Board members were defensive at points and supportive at others, as they struggled to address the many issues expressed. In one exchange, board member Christine Onorati of Word Bookstores in Brooklyn and Jersey City, N.J., responded to a bookseller's call for the ABA to confront publishers about the discount they give to Amazon. Onorati told the audience that the board is in discussions about such issues, and acknowledged booksellers' frustrations with the current industry model. "Things are fucked up," she said, "and we need to figure out how to fix them."

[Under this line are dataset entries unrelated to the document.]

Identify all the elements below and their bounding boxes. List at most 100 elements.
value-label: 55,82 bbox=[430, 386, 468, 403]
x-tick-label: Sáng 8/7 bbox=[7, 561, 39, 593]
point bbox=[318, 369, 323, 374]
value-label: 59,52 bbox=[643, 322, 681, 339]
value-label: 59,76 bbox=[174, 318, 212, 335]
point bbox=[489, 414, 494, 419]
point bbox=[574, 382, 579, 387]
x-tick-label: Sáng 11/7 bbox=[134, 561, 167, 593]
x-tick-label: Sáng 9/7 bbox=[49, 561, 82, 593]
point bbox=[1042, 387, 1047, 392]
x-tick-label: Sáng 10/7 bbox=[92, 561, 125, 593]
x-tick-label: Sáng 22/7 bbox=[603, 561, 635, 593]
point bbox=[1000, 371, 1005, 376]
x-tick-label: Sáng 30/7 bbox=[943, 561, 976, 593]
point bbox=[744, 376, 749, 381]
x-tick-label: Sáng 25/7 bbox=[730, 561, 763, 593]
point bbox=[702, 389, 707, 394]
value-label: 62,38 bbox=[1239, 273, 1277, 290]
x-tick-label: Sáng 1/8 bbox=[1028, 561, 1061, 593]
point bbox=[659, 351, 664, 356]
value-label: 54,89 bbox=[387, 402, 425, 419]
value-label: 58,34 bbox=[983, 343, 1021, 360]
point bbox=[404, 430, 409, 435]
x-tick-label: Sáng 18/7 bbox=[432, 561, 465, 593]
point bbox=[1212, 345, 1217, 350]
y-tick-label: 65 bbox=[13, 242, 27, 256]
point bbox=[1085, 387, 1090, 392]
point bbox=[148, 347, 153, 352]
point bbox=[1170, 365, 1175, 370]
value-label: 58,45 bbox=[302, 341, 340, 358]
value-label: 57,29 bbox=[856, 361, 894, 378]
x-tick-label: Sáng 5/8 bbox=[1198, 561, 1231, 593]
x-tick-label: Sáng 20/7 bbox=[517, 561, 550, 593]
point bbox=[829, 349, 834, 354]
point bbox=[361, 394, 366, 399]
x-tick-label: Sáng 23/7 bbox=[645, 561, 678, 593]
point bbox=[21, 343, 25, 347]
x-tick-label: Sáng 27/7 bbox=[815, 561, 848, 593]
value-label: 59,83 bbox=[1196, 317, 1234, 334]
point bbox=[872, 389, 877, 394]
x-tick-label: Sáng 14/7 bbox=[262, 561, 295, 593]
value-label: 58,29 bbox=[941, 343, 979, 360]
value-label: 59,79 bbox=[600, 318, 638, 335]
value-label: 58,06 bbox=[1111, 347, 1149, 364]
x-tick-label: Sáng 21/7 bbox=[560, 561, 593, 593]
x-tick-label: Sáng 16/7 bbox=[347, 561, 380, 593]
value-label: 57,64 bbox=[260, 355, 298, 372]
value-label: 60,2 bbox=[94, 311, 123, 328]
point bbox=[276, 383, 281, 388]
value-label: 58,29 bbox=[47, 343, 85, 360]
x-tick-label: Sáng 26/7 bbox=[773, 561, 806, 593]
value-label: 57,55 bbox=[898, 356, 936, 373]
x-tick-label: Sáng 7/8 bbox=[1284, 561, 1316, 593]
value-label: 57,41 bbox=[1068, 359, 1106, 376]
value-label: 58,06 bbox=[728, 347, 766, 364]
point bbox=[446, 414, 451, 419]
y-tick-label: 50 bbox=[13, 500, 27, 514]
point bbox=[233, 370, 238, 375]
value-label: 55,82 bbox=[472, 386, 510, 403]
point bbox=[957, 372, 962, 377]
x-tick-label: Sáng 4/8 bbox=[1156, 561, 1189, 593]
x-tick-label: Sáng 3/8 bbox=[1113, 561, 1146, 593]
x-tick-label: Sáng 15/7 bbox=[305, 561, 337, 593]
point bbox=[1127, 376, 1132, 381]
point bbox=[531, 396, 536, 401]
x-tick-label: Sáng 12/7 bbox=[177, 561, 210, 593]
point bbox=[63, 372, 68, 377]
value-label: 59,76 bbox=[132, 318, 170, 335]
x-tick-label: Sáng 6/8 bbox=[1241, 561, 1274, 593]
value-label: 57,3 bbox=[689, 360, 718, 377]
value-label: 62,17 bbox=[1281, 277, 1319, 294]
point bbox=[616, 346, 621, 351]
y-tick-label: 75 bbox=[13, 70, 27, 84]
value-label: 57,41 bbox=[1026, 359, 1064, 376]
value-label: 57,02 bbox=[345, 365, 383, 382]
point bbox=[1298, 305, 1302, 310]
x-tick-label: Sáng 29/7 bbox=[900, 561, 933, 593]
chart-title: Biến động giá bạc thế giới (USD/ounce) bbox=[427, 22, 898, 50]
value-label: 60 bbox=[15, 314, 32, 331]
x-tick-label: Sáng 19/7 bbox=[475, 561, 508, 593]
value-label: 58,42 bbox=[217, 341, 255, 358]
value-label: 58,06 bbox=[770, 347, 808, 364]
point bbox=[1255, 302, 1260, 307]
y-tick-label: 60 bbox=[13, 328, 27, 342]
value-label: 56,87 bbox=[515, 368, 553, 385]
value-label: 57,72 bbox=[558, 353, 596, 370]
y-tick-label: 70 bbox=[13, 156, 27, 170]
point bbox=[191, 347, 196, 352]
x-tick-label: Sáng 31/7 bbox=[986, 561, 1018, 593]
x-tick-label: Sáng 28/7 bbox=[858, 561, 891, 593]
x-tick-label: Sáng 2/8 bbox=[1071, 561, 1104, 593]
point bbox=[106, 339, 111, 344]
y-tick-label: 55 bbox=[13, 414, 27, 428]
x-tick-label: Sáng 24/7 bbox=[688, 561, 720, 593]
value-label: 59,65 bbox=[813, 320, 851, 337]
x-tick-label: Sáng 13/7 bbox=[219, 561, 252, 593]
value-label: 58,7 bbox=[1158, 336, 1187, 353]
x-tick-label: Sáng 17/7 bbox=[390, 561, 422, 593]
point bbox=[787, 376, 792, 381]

Teicher and board president Jamie Fiocco attributed the frustration among booksellers to the large numbers of new attendees and frontline booksellers, and they recognized the need for greater communication between the board and members. Despite the tension of the session, many booksellers said that the forthright nature of the conversation only contributed to their desire to attend more future institutes and get more involved in organizational leadership.
A Hopeful Finale
Actor, activist, and author Alyssa Milano brought the institute to a close in an interview with Kris Kleindienst, co-owner of Left Bank Books in St. Louis. She shared her forthcoming middle grade book Hope, which is coauthored with Debbie Rigaud and will be published in October by Scholastic.
Milano also gave attendees a glimpse of her life as an activist, sharing that her week began with a multi-actor theatrical reading of the Mueller Report in New York City, followed by attending both Democratic presidential primary debates, and an attempt to break into a government-run unaccompanied-child immigrant detention facility in Homestead, Fla. It was a dose of reality for attendees after three intensive days without much intrusion from national affairs, but it was also indicative of the deep connections formed in the environment created by booksellers at the institute.
That solidarity struck the publishers in attendance as much as the booksellers. Hannah Moushabeck, marketing manager at the Quarto Group, said, “This is the singular most important trade show to attend for children’s books. The intimacy that you get at this show is unlike any other.”
Looking across the entire conference, children’s bookseller Janice Penner was awed. Penner found herself among the 165 first-time attendees at the conference, just two months after coming out of retirement to take a position at Watermarks Books & Cafe in Wichita, Kan. “It was really important to me to be here as a first-timer, being new to the bookselling business,” Penner said.
Penner credited Watermarks owner Sarah Bagby, who previously attended Children’s Institute, for sending her. “She really sees the value in this. It does my heart a lot of good, just hearing that books save lives. I’m going to have to give her many thanks when I get back to the store.”